DHEA Plus Hormone Therapy Increases Bone Mass in Girls With Anorexia Nervosa

Fran Lowry

October 25, 2010

October 25, 2010 (Toronto, Ontario) — A regimen that combines oral dehydroepiandrosterone (DHEA) with hormone replacement therapy (HRT) increases bone mineral density in young women with anorexia nervosa, according to new research presented here at the American Society for Bone and Mineral Research 2010 Annual Meeting.

"Many of these women struggle with poor nutrition for very long periods of time. We take care of a number of adolescents with anorexia and we've been looking for ways to prevent and treat the skeletal problems that we identify," said Amy DiVasta, MD, MMSc, from Children's Hospital Boston in Massachusetts. "Many studies to date have been fairly disappointing, so we wanted to see if we could find a better treatment."

Previous studies have shown that HRT alone does not prevent bone loss in anorexia nervosa and that DHEA, although it does increase bone density, also causes weight gain, making adherence a particular problem in this patient population, she said.

In this study, 80 women with anorexia nervosa, aged 13 to 27 years, were randomized to receive, for 18 months, either 50 mg per day of micronized DHEA plus HRT with 20 µg of ethinyl estradiol per 0.1 mg levonorgestrel, or placebo.

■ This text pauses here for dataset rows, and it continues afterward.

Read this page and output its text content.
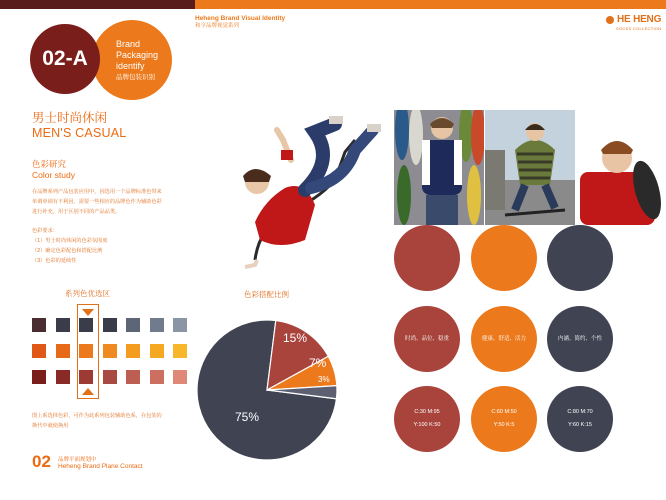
Heheng Brand Visual Identity
和亨品牌视觉系列
HE HENG
SOCKS COLLECTION
Brand
Packaging
identify
品牌包装识别
02-A
男士时尚休闲
MEN'S CASUAL
色彩研究
Color study
在品牌系列产品包装应用中，因选用一个品牌标准色带来
单调单调有不利因，需要一些相应的品牌色作为辅助色彩
进行补充，用于区别不同的产品品类。
色彩要求：
（1）男士时尚休闲的色彩氛围度
（2）确定色彩配色和搭配比例
（3）色彩的延续性
系列色优选区
图上系选择色彩，可作为此系列包装辅助色系，在包装的
换代中就使换用
02 品牌平面规划中
Heheng Brand Plane Contact
色彩搭配比例
75%
15%
7%
3%
时尚、品位、稳重	健康、舒适、活力	内涵、简约、个性
C:30 M:95
Y:100 K:50
C:60 M:50
Y:50 K:5
C:80 M:70
Y:60 K:15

The investigators report that over the 18 months of the study, femoral shaft bone mineral density increased by 3.4% in the DHEA plus HRT group, and decreased by 2.1% in the placebo group (time × treatment; P < .01).

Femoral shaft cross-sectional area increased by 2.5% in the treatment group, and decreased by 1.8% in the placebo group (P <.01). There was no difference in shaft section modulus.

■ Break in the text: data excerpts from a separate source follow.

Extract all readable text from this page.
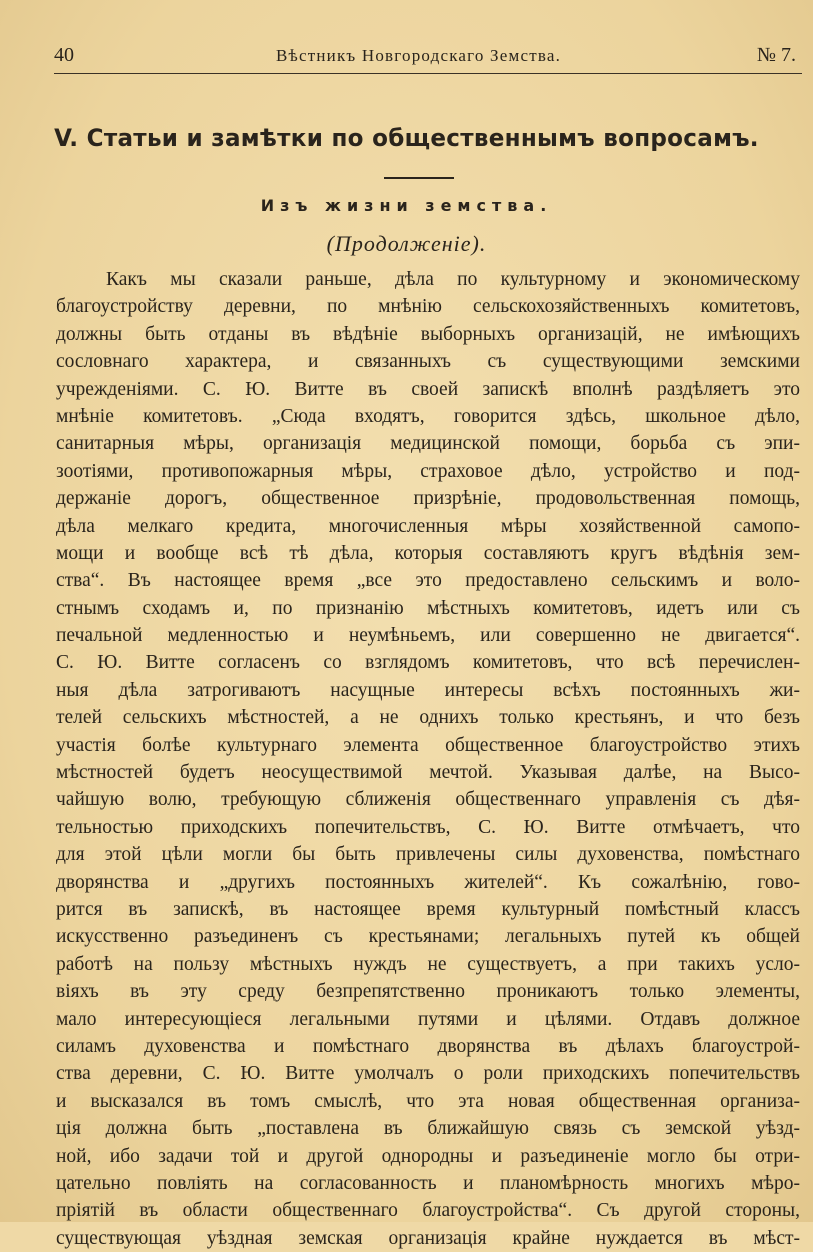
40	Вѣстникъ Новгородскаго Земства.	№ 7.
V. Статьи и замѣтки по общественнымъ вопросамъ.
Изъ жизни земства.
(Продолженіе).
Какъ мы сказали раньше, дѣла по культурному и экономическому
благоустройству деревни, по мнѣнію сельскохозяйственныхъ комитетовъ,
должны быть отданы въ вѣдѣніе выборныхъ организацій, не имѣющихъ
сословнаго характера, и связанныхъ съ существующими земскими
учрежденіями. С. Ю. Витте въ своей запискѣ вполнѣ раздѣляетъ это
мнѣніе комитетовъ. „Сюда входятъ, говорится здѣсь, школьное дѣло,
санитарныя мѣры, организація медицинской помощи, борьба съ эпи-
зоотіями, противопожарныя мѣры, страховое дѣло, устройство и под-
держаніе дорогъ, общественное призрѣніе, продовольственная помощь,
дѣла мелкаго кредита, многочисленныя мѣры хозяйственной самопо-
мощи и вообще всѣ тѣ дѣла, которыя составляютъ кругъ вѣдѣнія зем-
ства“. Въ настоящее время „все это предоставлено сельскимъ и воло-
стнымъ сходамъ и, по признанію мѣстныхъ комитетовъ, идетъ или съ
печальной медленностью и неумѣньемъ, или совершенно не двигается“.
С. Ю. Витте согласенъ со взглядомъ комитетовъ, что всѣ перечислен-
ныя дѣла затрогиваютъ насущные интересы всѣхъ постоянныхъ жи-
телей сельскихъ мѣстностей, а не однихъ только крестьянъ, и что безъ
участія болѣе культурнаго элемента общественное благоустройство этихъ
мѣстностей будетъ неосуществимой мечтой. Указывая далѣе, на Высо-
чайшую волю, требующую сближенія общественнаго управленія съ дѣя-
тельностью приходскихъ попечительствъ, С. Ю. Витте отмѣчаетъ, что
для этой цѣли могли бы быть привлечены силы духовенства, помѣстнаго
дворянства и „другихъ постоянныхъ жителей“. Къ сожалѣнію, гово-
рится въ запискѣ, въ настоящее время культурный помѣстный классъ
искусственно разъединенъ съ крестьянами; легальныхъ путей къ общей
работѣ на пользу мѣстныхъ нуждъ не существуетъ, а при такихъ усло-
віяхъ въ эту среду безпрепятственно проникаютъ только элементы,
мало интересующіеся легальными путями и цѣлями. Отдавъ должное
силамъ духовенства и помѣстнаго дворянства въ дѣлахъ благоустрой-
ства деревни, С. Ю. Витте умолчалъ о роли приходскихъ попечительствъ
и высказался въ томъ смыслѣ, что эта новая общественная организа-
ція должна быть „поставлена въ ближайшую связь съ земской уѣзд-
ной, ибо задачи той и другой однородны и разъединеніе могло бы отри-
цательно повліять на согласованность и планомѣрность многихъ мѣро-
пріятій въ области общественнаго благоустройства“. Съ другой стороны,
существующая уѣздная земская организація крайне нуждается въ мѣст-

Shaft buckling ratio, which is a measure of fracture risk, decreased in the treatment group by 5.9%, and rose by 2.7% in the placebo group (P =.02). There was no difference in hip geometry at the femoral narrow neck between the 2 groups, Dr. DiVasta said.

"We are not sure of the mechanism but we think DHEA works by helping to stimulate bone formation in these girls. Normally, bone formation is very suppressed in patients with anorexia nervosa, much as it is in elderly patients," Dr. DiVasta told Medscape Medical News.

"We hope that clinicians will consider offering this as a short-term therapy for girls who are working to restore their nutrition," she said in an interview. "So far, we have been so limited in the options we have to help these young women. It's nice to feel like we've identified something to make a difference for them while they are going through their psychological recovery."

The moderators of the session agreed.

"These are interesting data that should add to clinical practice," Adi Cohen, MD, MHS, from Columbia University Medical Center in New York City, said during an interview with Medscape Medical News. "Especially in a population that is so difficult to treat, the results are encouraging."

Madhusmita Misra, MD, MPH, from Massachusetts General Hospital in Boston, emphasized that stressing weight recovery is crucial in women with anorexia nervosa. "This is a group that has very limited treatment options. I hope we can learn more about the best ways to improve nutritional rehabilitation, because that is the primary goal. We also need to address issues of compliance with the study medications. We didn't have time to talk about that here today, but that is often an issue, particularly long-term," she said.

"It was a good study," Dr. Misra, who was not part of the study, added.

Dr. DiVasta, Dr. Cohen, and Dr. Misra have disclosed no relevant financial relationships.

American Society for Bone and Mineral Research (ASBMR) 2010 Annual Meeting: Abstract 1212. Presented October 18, 2010.